What is Satoru Iwata's legacy?
Under his tenure, Nintendo stayed not only relevant, but also wildly successful through some pretty major transitions in game technology and culture. While everyone was shifting focus to mobile games (played on mobile phones), he stayed true to the company’s history of making dedicated handheld consoles, which resulted in the release of the immensely popular Nintendo DS. Meanwhile, the Nintendo Wii brought a whole new, and uniquely accessible, form of gaming that resonated not only with gamers, but with a wide, mainstream audience as well. He carved a niche for Nintendo that allowed the company to compete with the new heavy-hitters on the market (Microsoft’s Xbox 360 and Sony’s PlayStation 3), while simultaneously uncovering an entire untapped new market for games.
Why has there been such a strong reaction to his death?
I read a retrospective article on Iwata’s death written for Kotaku by game journalist Stephen Totilo that I think really summed that up quite nicely.
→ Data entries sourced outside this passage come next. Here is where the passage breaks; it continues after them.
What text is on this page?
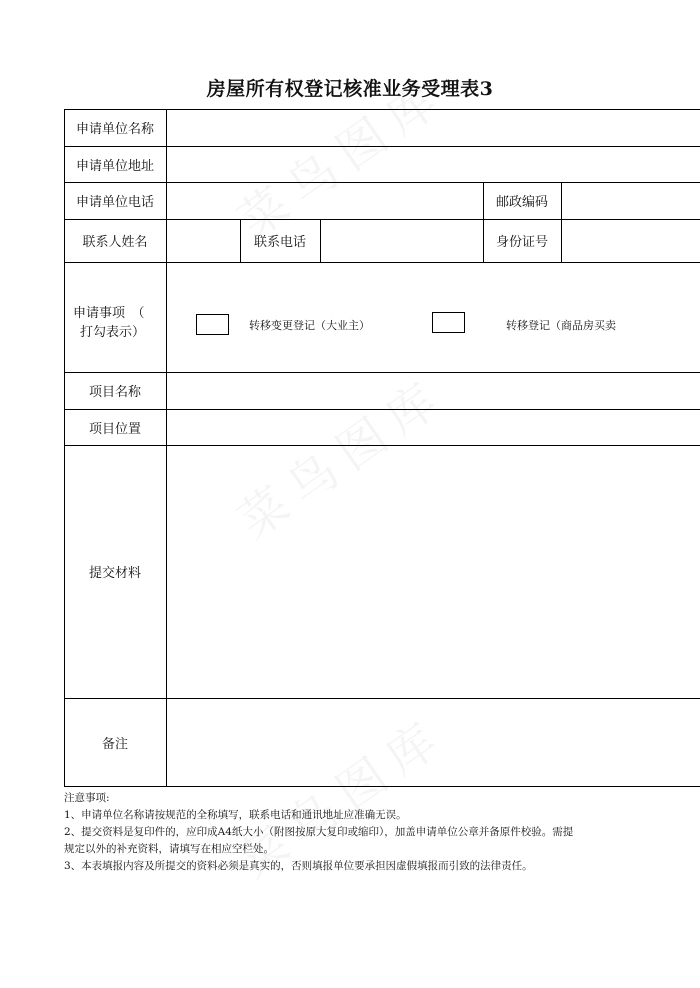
房屋所有权登记核准业务受理表3
申请单位名称
申请单位地址
申请单位电话	邮政编码
联系人姓名	联系电话	身份证号
申请事项　（
打勾表示）	转移变更登记（大业主）	转移登记（商品房买卖
项目名称
项目位置
提交材料
备注
注意事项:
1、申请单位名称请按规范的全称填写，联系电话和通讯地址应准确无误。
2、提交资料是复印件的，应印成A4纸大小（附图按原大复印或缩印），加盖申请单位公章并备原件校验。需提
规定以外的补充资料，请填写在相应空栏处。
3、本表填报内容及所提交的资料必须是真实的，否则填报单位要承担因虚假填报而引致的法律责任。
Totilo described that Iwata “lived at the nexus” of game making, game playing and the game industry. He was the head of a mega games company, was true to his origins as a game designer, and viewed all of this through the eyes of a game player, which is where it all started for him, and which definitely shone through in his interviews and presentations. I think that because of this, a very wide range of the diverse people who are involved in games culture felt connected to him in some way. His series Iwata Asks was beloved by game creators and gamers alike. He was very young, and recent evidence seemed to suggest that he was on the mend and on the cusp of leading Nintendo into a new era. And he was the head of a company that most gamers have a very special place for in their hearts.